Mark’s blog…
The Rathfinny Wine Estate is located just to the west of the Cuckmere Valley.
I came here as a child on a geography field trip to look at the meandering river and the iconic ox-bow lakes. I’m sure many other students have done the same over the years as the Cuckmere attracts over 400,000 visitors a year. Well those ox-bow lakes are now at risk because the Environment Agency (EA) decided in 2009 to give up on maintaining the sea defenses and wants the area below the A259, the Cuckmere Haven, to become a “self-sustaining system”. However, there is a problem with this plan because the shingle on the beach keeps shifting. All the modeling of water flows and the like can’t predict what will happen to shingle that blocks off the river mouth and prevents the river from emptying properly, so we get flooding up the valley, as you can see.
The EA argue that because of budget constraints and the fact that very few houses are affected by the flooding they are rule bound and have to priortise expenditure in other areas. Haven’t we heard that before? Didn’t they say that about the Somerset levels?

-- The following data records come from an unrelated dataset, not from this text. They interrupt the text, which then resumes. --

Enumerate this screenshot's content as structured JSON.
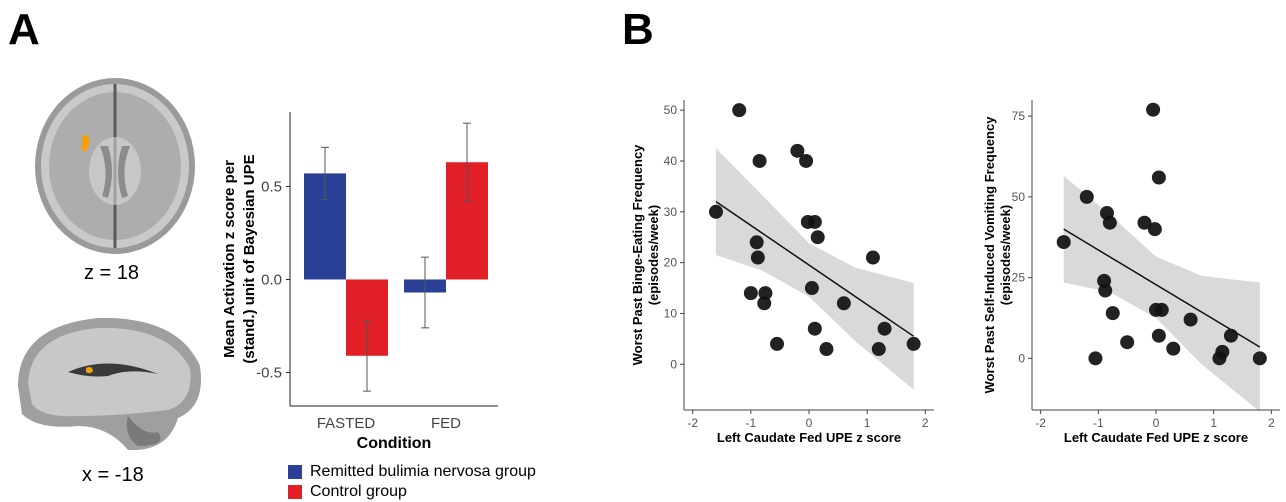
{
  "panels": {
    "a": "A",
    "b": "B"
  },
  "brain_labels": {
    "axial": "z = 18",
    "sagittal": "x = -18"
  },
  "colors": {
    "rbn": "#2a3f96",
    "control": "#e01f26",
    "points": "#111111",
    "ci_band": "#d9d9d9"
  },
  "legend": {
    "rbn": "Remitted bulimia nervosa group",
    "control": "Control group"
  },
  "chart_data": [
    {
      "type": "bar",
      "xlabel": "Condition",
      "ylabel_lines": [
        "Mean Activation z score per",
        "(stand.) unit of Bayesian UPE"
      ],
      "categories": [
        "FASTED",
        "FED"
      ],
      "yticks": [
        "0.5",
        "0.0",
        "-0.5"
      ],
      "ylim": [
        -0.68,
        0.9
      ],
      "series": [
        {
          "name": "Remitted bulimia nervosa group",
          "values": [
            0.57,
            -0.07
          ],
          "error": [
            0.14,
            0.19
          ]
        },
        {
          "name": "Control group",
          "values": [
            -0.41,
            0.63
          ],
          "error": [
            0.19,
            0.21
          ]
        }
      ]
    },
    {
      "type": "scatter",
      "xlabel": "Left Caudate Fed UPE z score",
      "ylabel_lines": [
        "Worst Past Binge-Eating Frequency",
        "(episodes/week)"
      ],
      "xticks": [
        "-2",
        "-1",
        "0",
        "1",
        "2"
      ],
      "yticks": [
        "0",
        "10",
        "20",
        "30",
        "40",
        "50"
      ],
      "xlim": [
        -2.15,
        2.15
      ],
      "ylim": [
        -9,
        52
      ],
      "points": [
        [
          -1.6,
          30
        ],
        [
          -1.2,
          50
        ],
        [
          -0.9,
          24
        ],
        [
          -0.88,
          21
        ],
        [
          -0.85,
          40
        ],
        [
          -1.0,
          14
        ],
        [
          -0.75,
          14
        ],
        [
          -0.77,
          12
        ],
        [
          -0.55,
          4
        ],
        [
          -0.2,
          42
        ],
        [
          -0.05,
          40
        ],
        [
          -0.02,
          28
        ],
        [
          0.1,
          28
        ],
        [
          0.15,
          25
        ],
        [
          0.05,
          15
        ],
        [
          0.1,
          7
        ],
        [
          0.3,
          3
        ],
        [
          0.6,
          12
        ],
        [
          1.1,
          21
        ],
        [
          1.2,
          3
        ],
        [
          1.3,
          7
        ],
        [
          1.8,
          4
        ]
      ],
      "fit_line": [
        [
          -1.6,
          32.0
        ],
        [
          1.8,
          5.5
        ]
      ],
      "ci_upper": [
        [
          -1.6,
          42.5
        ],
        [
          -0.8,
          33.2
        ],
        [
          0,
          23.8
        ],
        [
          0.8,
          19.0
        ],
        [
          1.8,
          16.0
        ]
      ],
      "ci_lower": [
        [
          -1.6,
          21.5
        ],
        [
          -0.8,
          18.4
        ],
        [
          0,
          13.3
        ],
        [
          0.8,
          4.5
        ],
        [
          1.8,
          -5.0
        ]
      ]
    },
    {
      "type": "scatter",
      "xlabel": "Left Caudate Fed UPE z score",
      "ylabel_lines": [
        "Worst Past Self-Induced Vomiting Frequency",
        "(episodes/week)"
      ],
      "xticks": [
        "-2",
        "-1",
        "0",
        "1",
        "2"
      ],
      "yticks": [
        "0",
        "25",
        "50",
        "75"
      ],
      "xlim": [
        -2.15,
        2.15
      ],
      "ylim": [
        -16,
        80
      ],
      "points": [
        [
          -1.6,
          36
        ],
        [
          -1.2,
          50
        ],
        [
          -0.9,
          24
        ],
        [
          -0.88,
          21
        ],
        [
          -0.85,
          45
        ],
        [
          -0.8,
          42
        ],
        [
          -0.75,
          14
        ],
        [
          -1.05,
          0
        ],
        [
          -0.5,
          5
        ],
        [
          -0.2,
          42
        ],
        [
          -0.05,
          77
        ],
        [
          -0.02,
          40
        ],
        [
          0.05,
          56
        ],
        [
          0.0,
          15
        ],
        [
          0.1,
          15
        ],
        [
          0.05,
          7
        ],
        [
          0.3,
          3
        ],
        [
          0.6,
          12
        ],
        [
          1.1,
          0
        ],
        [
          1.15,
          2
        ],
        [
          1.3,
          7
        ],
        [
          1.8,
          0
        ]
      ],
      "fit_line": [
        [
          -1.6,
          40.0
        ],
        [
          1.8,
          3.5
        ]
      ],
      "ci_upper": [
        [
          -1.6,
          56.5
        ],
        [
          -0.8,
          44.5
        ],
        [
          0,
          31.5
        ],
        [
          0.8,
          25.5
        ],
        [
          1.8,
          23.5
        ]
      ],
      "ci_lower": [
        [
          -1.6,
          23.5
        ],
        [
          -0.8,
          20.5
        ],
        [
          0,
          12.5
        ],
        [
          0.8,
          -2.0
        ],
        [
          1.8,
          -16.5
        ]
      ]
    }
  ]
}
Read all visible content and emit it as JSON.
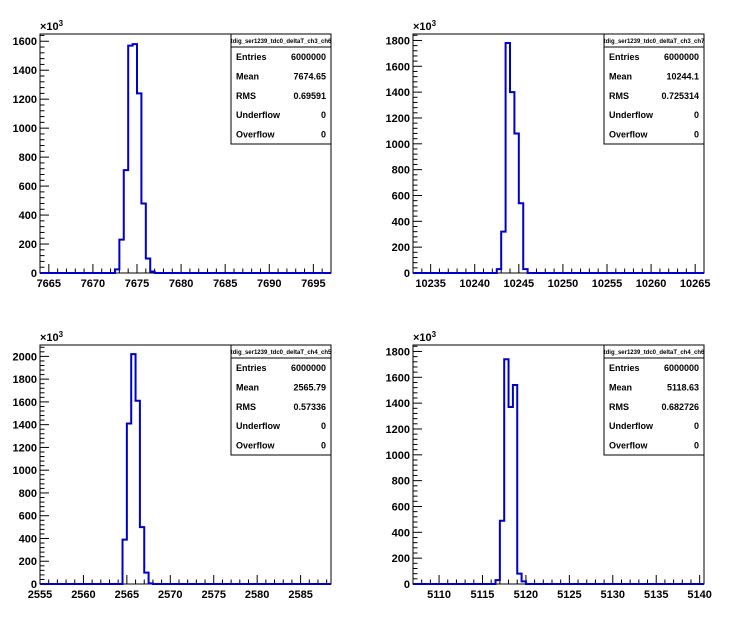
{
  "chart_data": [
    {
      "type": "histogram",
      "title": "tdig_ser1239_tdc0_deltaT_ch3_ch6",
      "xlim": [
        7664,
        7697
      ],
      "ylim": [
        0,
        1650
      ],
      "y_exponent": "3",
      "x_ticks": [
        7665,
        7670,
        7675,
        7680,
        7685,
        7690,
        7695
      ],
      "y_ticks": [
        0,
        200,
        400,
        600,
        800,
        1000,
        1200,
        1400,
        1600
      ],
      "y_tick_labels": [
        "0",
        "200",
        "400",
        "600",
        "800",
        "1000",
        "1200",
        "1400",
        "1600"
      ],
      "bin_width": 0.5,
      "bins": [
        {
          "x": 7672.5,
          "y": 25
        },
        {
          "x": 7673.0,
          "y": 230
        },
        {
          "x": 7673.5,
          "y": 710
        },
        {
          "x": 7674.0,
          "y": 1570
        },
        {
          "x": 7674.5,
          "y": 1580
        },
        {
          "x": 7675.0,
          "y": 1240
        },
        {
          "x": 7675.5,
          "y": 480
        },
        {
          "x": 7676.0,
          "y": 100
        },
        {
          "x": 7676.5,
          "y": 10
        }
      ],
      "stats": [
        {
          "label": "Entries",
          "value": "6000000"
        },
        {
          "label": "Mean",
          "value": "7674.65"
        },
        {
          "label": "RMS",
          "value": "0.69591"
        },
        {
          "label": "Underflow",
          "value": "0"
        },
        {
          "label": "Overflow",
          "value": "0"
        }
      ],
      "line_color": "#0000cc"
    },
    {
      "type": "histogram",
      "title": "tdig_ser1239_tdc0_deltaT_ch3_ch7",
      "xlim": [
        10233,
        10266
      ],
      "ylim": [
        0,
        1850
      ],
      "y_exponent": "3",
      "x_ticks": [
        10235,
        10240,
        10245,
        10250,
        10255,
        10260,
        10265
      ],
      "y_ticks": [
        0,
        200,
        400,
        600,
        800,
        1000,
        1200,
        1400,
        1600,
        1800
      ],
      "y_tick_labels": [
        "0",
        "200",
        "400",
        "600",
        "800",
        "1000",
        "1200",
        "1400",
        "1600",
        "1800"
      ],
      "bin_width": 0.5,
      "bins": [
        {
          "x": 10242.5,
          "y": 30
        },
        {
          "x": 10243.0,
          "y": 320
        },
        {
          "x": 10243.5,
          "y": 1780
        },
        {
          "x": 10244.0,
          "y": 1400
        },
        {
          "x": 10244.5,
          "y": 1080
        },
        {
          "x": 10245.0,
          "y": 540
        },
        {
          "x": 10245.5,
          "y": 30
        }
      ],
      "stats": [
        {
          "label": "Entries",
          "value": "6000000"
        },
        {
          "label": "Mean",
          "value": "10244.1"
        },
        {
          "label": "RMS",
          "value": "0.725314"
        },
        {
          "label": "Underflow",
          "value": "0"
        },
        {
          "label": "Overflow",
          "value": "0"
        }
      ],
      "line_color": "#0000cc"
    },
    {
      "type": "histogram",
      "title": "tdig_ser1239_tdc0_deltaT_ch4_ch5",
      "xlim": [
        2555,
        2588.5
      ],
      "ylim": [
        0,
        2100
      ],
      "y_exponent": "3",
      "x_ticks": [
        2555,
        2560,
        2565,
        2570,
        2575,
        2580,
        2585
      ],
      "y_ticks": [
        0,
        200,
        400,
        600,
        800,
        1000,
        1200,
        1400,
        1600,
        1800,
        2000
      ],
      "y_tick_labels": [
        "0",
        "200",
        "400",
        "600",
        "800",
        "1000",
        "1200",
        "1400",
        "1600",
        "1800",
        "2000"
      ],
      "bin_width": 0.5,
      "bins": [
        {
          "x": 2564.0,
          "y": 0
        },
        {
          "x": 2564.5,
          "y": 390
        },
        {
          "x": 2565.0,
          "y": 1410
        },
        {
          "x": 2565.5,
          "y": 2020
        },
        {
          "x": 2566.0,
          "y": 1610
        },
        {
          "x": 2566.5,
          "y": 500
        },
        {
          "x": 2567.0,
          "y": 100
        },
        {
          "x": 2567.5,
          "y": 5
        }
      ],
      "stats": [
        {
          "label": "Entries",
          "value": "6000000"
        },
        {
          "label": "Mean",
          "value": "2565.79"
        },
        {
          "label": "RMS",
          "value": "0.57336"
        },
        {
          "label": "Underflow",
          "value": "0"
        },
        {
          "label": "Overflow",
          "value": "0"
        }
      ],
      "line_color": "#0000cc"
    },
    {
      "type": "histogram",
      "title": "tdig_ser1239_tdc0_deltaT_ch4_ch6",
      "xlim": [
        5107,
        5140.5
      ],
      "ylim": [
        0,
        1850
      ],
      "y_exponent": "3",
      "x_ticks": [
        5110,
        5115,
        5120,
        5125,
        5130,
        5135,
        5140
      ],
      "y_ticks": [
        0,
        200,
        400,
        600,
        800,
        1000,
        1200,
        1400,
        1600,
        1800
      ],
      "y_tick_labels": [
        "0",
        "200",
        "400",
        "600",
        "800",
        "1000",
        "1200",
        "1400",
        "1600",
        "1800"
      ],
      "bin_width": 0.5,
      "bins": [
        {
          "x": 5116.5,
          "y": 30
        },
        {
          "x": 5117.0,
          "y": 490
        },
        {
          "x": 5117.5,
          "y": 1740
        },
        {
          "x": 5118.0,
          "y": 1370
        },
        {
          "x": 5118.5,
          "y": 1540
        },
        {
          "x": 5119.0,
          "y": 80
        },
        {
          "x": 5119.5,
          "y": 20
        }
      ],
      "stats": [
        {
          "label": "Entries",
          "value": "6000000"
        },
        {
          "label": "Mean",
          "value": "5118.63"
        },
        {
          "label": "RMS",
          "value": "0.682726"
        },
        {
          "label": "Underflow",
          "value": "0"
        },
        {
          "label": "Overflow",
          "value": "0"
        }
      ],
      "line_color": "#0000cc"
    }
  ]
}
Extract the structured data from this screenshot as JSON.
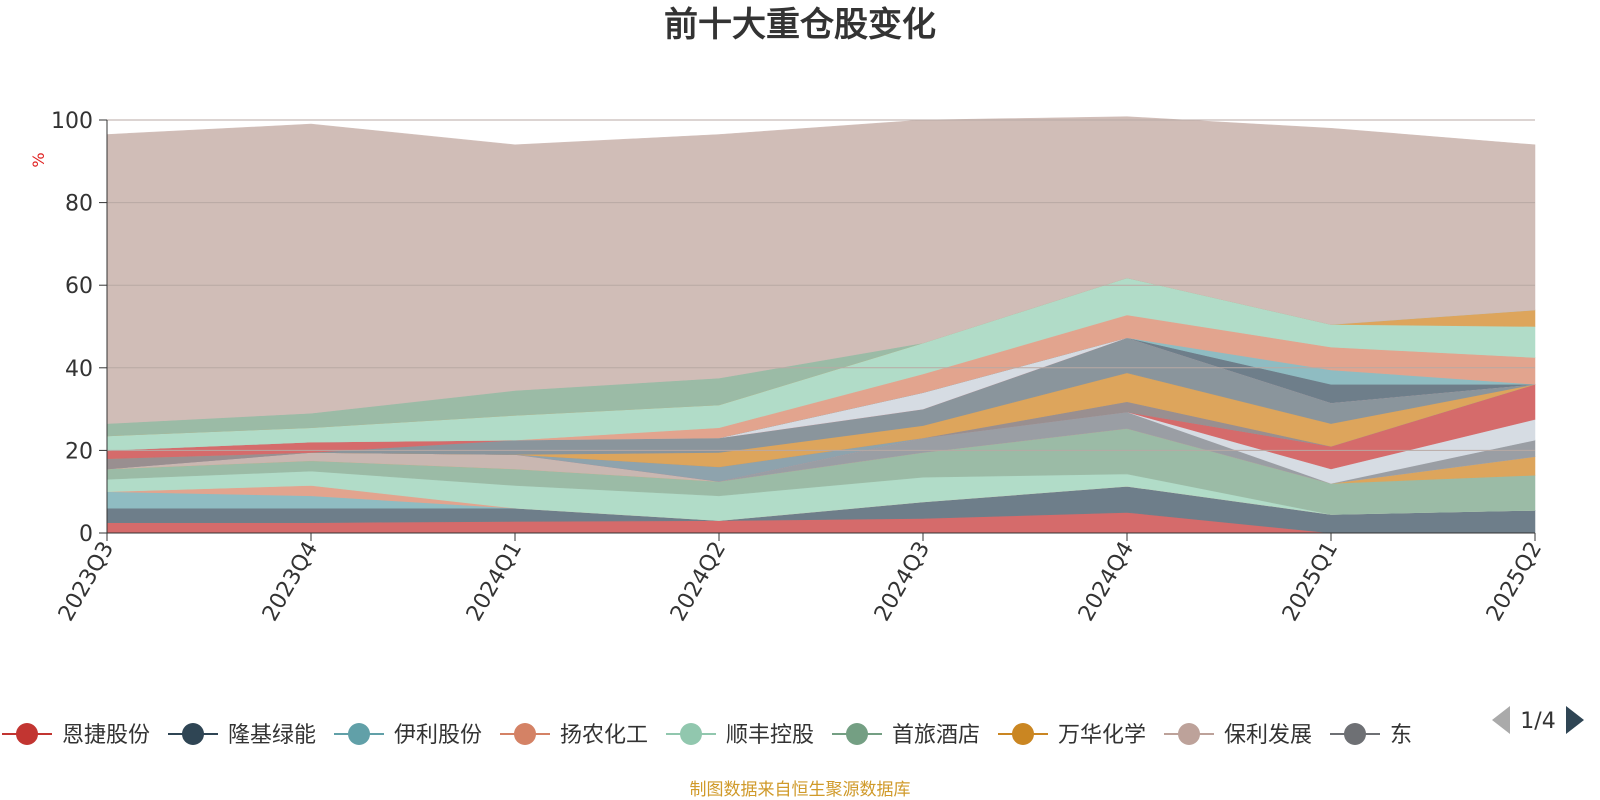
{
  "colors": {
    "background_fill": "#d0bdb7",
    "grid": "#b8a9a4",
    "axis": "#333333"
  },
  "legend_items": [
    {
      "name": "恩捷股份",
      "color": "#c23531"
    },
    {
      "name": "隆基绿能",
      "color": "#2f4554"
    },
    {
      "name": "伊利股份",
      "color": "#61a0a8"
    },
    {
      "name": "扬农化工",
      "color": "#d48265"
    },
    {
      "name": "顺丰控股",
      "color": "#91c7ae"
    },
    {
      "name": "首旅酒店",
      "color": "#749f83"
    },
    {
      "name": "万华化学",
      "color": "#ca8622"
    },
    {
      "name": "保利发展",
      "color": "#bda29a"
    },
    {
      "name": "东",
      "color": "#6e7074"
    }
  ],
  "pager": {
    "text": "1/4"
  },
  "source_note": "制图数据来自恒生聚源数据库",
  "chart_data": {
    "type": "area",
    "stacked": true,
    "title": "前十大重仓股变化",
    "ylabel": "%",
    "ylim": [
      0,
      100
    ],
    "yticks": [
      0,
      20,
      40,
      60,
      80,
      100
    ],
    "categories": [
      "2023Q3",
      "2023Q4",
      "2024Q1",
      "2024Q2",
      "2024Q3",
      "2024Q4",
      "2025Q1",
      "2025Q2"
    ],
    "legend_position": "bottom",
    "grid": true,
    "series": [
      {
        "color": "#d56b6b",
        "values": [
          2.5,
          2.5,
          2.8,
          3.0,
          3.5,
          5.0,
          0.0,
          0.0
        ]
      },
      {
        "color": "#6e7e8a",
        "values": [
          3.5,
          3.5,
          3.2,
          0.0,
          4.0,
          6.3,
          4.5,
          5.5
        ]
      },
      {
        "color": "#8fbcc2",
        "values": [
          4.0,
          3.0,
          0.0,
          0.0,
          0.0,
          0.0,
          0.0,
          0.0
        ]
      },
      {
        "color": "#e2a48e",
        "values": [
          0.0,
          2.5,
          0.0,
          0.0,
          0.0,
          0.0,
          0.0,
          0.0
        ]
      },
      {
        "color": "#b1dcc8",
        "values": [
          3.0,
          3.5,
          5.5,
          6.0,
          6.0,
          3.0,
          0.0,
          0.0
        ]
      },
      {
        "color": "#9bbba6",
        "values": [
          2.5,
          2.5,
          4.0,
          3.5,
          6.0,
          11.0,
          7.5,
          8.5
        ]
      },
      {
        "color": "#dda55c",
        "values": [
          0.0,
          0.0,
          0.0,
          0.0,
          0.0,
          0.0,
          0.0,
          4.5
        ]
      },
      {
        "color": "#c9b7b1",
        "values": [
          0.0,
          2.0,
          3.5,
          0.0,
          0.0,
          0.0,
          0.0,
          0.0
        ]
      },
      {
        "color": "#9a9ea4",
        "values": [
          0.0,
          0.0,
          0.0,
          0.0,
          3.5,
          4.0,
          0.0,
          4.0
        ]
      },
      {
        "color": "#d6dce3",
        "values": [
          0.0,
          0.0,
          0.0,
          0.0,
          0.0,
          0.0,
          3.5,
          5.0
        ]
      },
      {
        "color": "#d56b6b",
        "values": [
          0.0,
          0.0,
          0.0,
          0.0,
          0.0,
          0.0,
          5.5,
          8.5
        ]
      },
      {
        "color": "#8ea3ad",
        "values": [
          0.0,
          0.0,
          0.0,
          3.5,
          0.0,
          0.0,
          0.0,
          0.0
        ]
      },
      {
        "color": "#998f90",
        "values": [
          2.5,
          0.0,
          0.0,
          0.0,
          0.0,
          2.5,
          0.0,
          0.0
        ]
      },
      {
        "color": "#dda55c",
        "values": [
          0.0,
          0.0,
          0.0,
          3.5,
          3.0,
          7.0,
          5.5,
          0.0
        ]
      },
      {
        "color": "#8a959c",
        "values": [
          0.0,
          0.0,
          3.5,
          3.5,
          4.0,
          8.5,
          5.0,
          0.0
        ]
      },
      {
        "color": "#d56b6b",
        "values": [
          2.0,
          2.5,
          0.0,
          0.0,
          0.0,
          0.0,
          0.0,
          0.0
        ]
      },
      {
        "color": "#d6dce3",
        "values": [
          0.0,
          0.0,
          0.0,
          0.0,
          4.0,
          0.0,
          0.0,
          0.0
        ]
      },
      {
        "color": "#6e7e8a",
        "values": [
          0.0,
          0.0,
          0.0,
          0.0,
          0.0,
          0.0,
          4.5,
          0.0
        ]
      },
      {
        "color": "#8fbcc2",
        "values": [
          0.0,
          0.0,
          0.0,
          0.0,
          0.0,
          0.0,
          3.5,
          0.0
        ]
      },
      {
        "color": "#e2a48e",
        "values": [
          0.0,
          0.0,
          0.0,
          2.5,
          4.5,
          5.5,
          5.5,
          6.5
        ]
      },
      {
        "color": "#b1dcc8",
        "values": [
          3.5,
          3.5,
          6.0,
          5.5,
          7.5,
          9.0,
          5.5,
          7.5
        ]
      },
      {
        "color": "#dda55c",
        "values": [
          0.0,
          0.0,
          0.0,
          0.0,
          0.0,
          0.0,
          0.0,
          4.0
        ]
      },
      {
        "color": "#9bbba6",
        "values": [
          3.0,
          3.5,
          6.0,
          6.5,
          0.0,
          0.0,
          0.0,
          0.0
        ]
      },
      {
        "color": "#d0bdb7",
        "values": [
          70.0,
          70.0,
          59.5,
          59.0,
          54.0,
          39.0,
          47.5,
          40.0
        ]
      }
    ]
  }
}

The trouble is that the EA “do nothing” approach to the Cuckmere Valley is a convenient get out clause to pass the buck onto East Sussex County Council and say “okay we don’t need to do anything anymore, so over to you.” The result of this policy will mean that the A259 will have to raised by over two-metres and the roads running along and across the Cuckmere Valley to Alfriston, West Dean and Litlington, which get cut off for weeks at a time during winter flooding, will also need raising and protecting. This will all cost tens of millions of pounds to correct. Yet it only costs the Environment Agency £30,000 a year to carry out the existing maintenance work and wouldn’t cost an awful lot more to do some basic maintenance to the sea defenses, de-silt the Cuckmere and maintaining the slice gates that drain the meadows. Some of which they have agreed to do but haven’t.
I’m a believer in climate change and agree that sea levels might rise a little over the next hundred years, but probably wont rise as much as everyone thinks, because ice floats and the level in my gin and tonic glass doesn’t go up when the ice melts. However, it seems silly to me that we are allowing the EA to get away with not doing some basic maintenance to the Cuckmere on the assumption that sea levels might rise by a metre in one hundred years time! After all this structure, which was designed by Dutch engineers over 100 years ago to ensure adequate drainage of the Cuckmere Valley, has stood the test of time.
I hope some heads can be knocked together, and adults can get involved to ensure we don’t face a huge bill for unnecessary work to our local infrastructure and we can maintain a system that works so well despite climate change.
Let’s try and preserve this iconic landscape.